6. Emotions and complex decision making: don't make the same mistake as Descartes
We can't negotiate complex and unpredictable change effectively by logic alone. We need to get in touch with the feeling side of ourselves. We need to feel the rightness and wrongness of decisions. This activity uses a series of practical exercises to demonstrate how we can use our imagination and senses creatively to help us assess complex situations, and make rational and effective choices.

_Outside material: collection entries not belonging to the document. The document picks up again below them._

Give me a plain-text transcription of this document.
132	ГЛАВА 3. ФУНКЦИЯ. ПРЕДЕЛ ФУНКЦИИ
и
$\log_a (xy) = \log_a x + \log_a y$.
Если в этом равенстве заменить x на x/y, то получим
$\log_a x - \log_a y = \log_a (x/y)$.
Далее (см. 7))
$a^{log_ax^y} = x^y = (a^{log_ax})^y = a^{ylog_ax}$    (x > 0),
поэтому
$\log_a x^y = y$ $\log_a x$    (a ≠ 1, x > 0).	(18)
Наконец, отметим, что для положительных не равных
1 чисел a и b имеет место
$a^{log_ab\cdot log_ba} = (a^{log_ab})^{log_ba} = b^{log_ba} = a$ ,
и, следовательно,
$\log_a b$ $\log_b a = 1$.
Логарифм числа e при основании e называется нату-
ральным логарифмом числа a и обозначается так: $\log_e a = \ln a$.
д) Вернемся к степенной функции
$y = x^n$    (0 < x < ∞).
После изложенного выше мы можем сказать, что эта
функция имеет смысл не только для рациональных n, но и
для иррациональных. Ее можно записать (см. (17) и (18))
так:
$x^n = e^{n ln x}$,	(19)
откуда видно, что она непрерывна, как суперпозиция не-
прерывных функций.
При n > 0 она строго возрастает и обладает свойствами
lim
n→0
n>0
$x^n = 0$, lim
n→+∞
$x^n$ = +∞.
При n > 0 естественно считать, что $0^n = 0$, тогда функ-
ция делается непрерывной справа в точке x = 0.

7. Increasing sensitivity: surveying the emotional landscape
In today's busy work environment, it is all too easy to ignore the mood and morale of those around us. People do not necessarily communicate how they feel. However, being insensitive to the needs and feelings of others makes it hard to gain their support and enthusiasm. The powerful experiential exercises in this activity increase sensitivity to the verbal and non-verbal indicators of underlying feelings and needs. They also help to develop emotional literacy; that is, the ability to recognise our own emotions and the emotions of those around us.
8. Empathic inquiry: investing in understanding before being understood
In difficult times, people often want to be rescued by an all-providing, all-knowing manager, or parent figure. This is only ever advisable in cases of immobilisation by trauma. In normal difficulties, the way forward is for people to help themselves. The key skill is to show empathy. This means 'feeling with' - being able to move round in the other person's world without being sucked in. This activity teaches the basic empathy skills of generative listening, reflecting and challenging. From this, participants will be able to demonstrate their understanding, which will help others to recognise their own resources and be able to draw on them.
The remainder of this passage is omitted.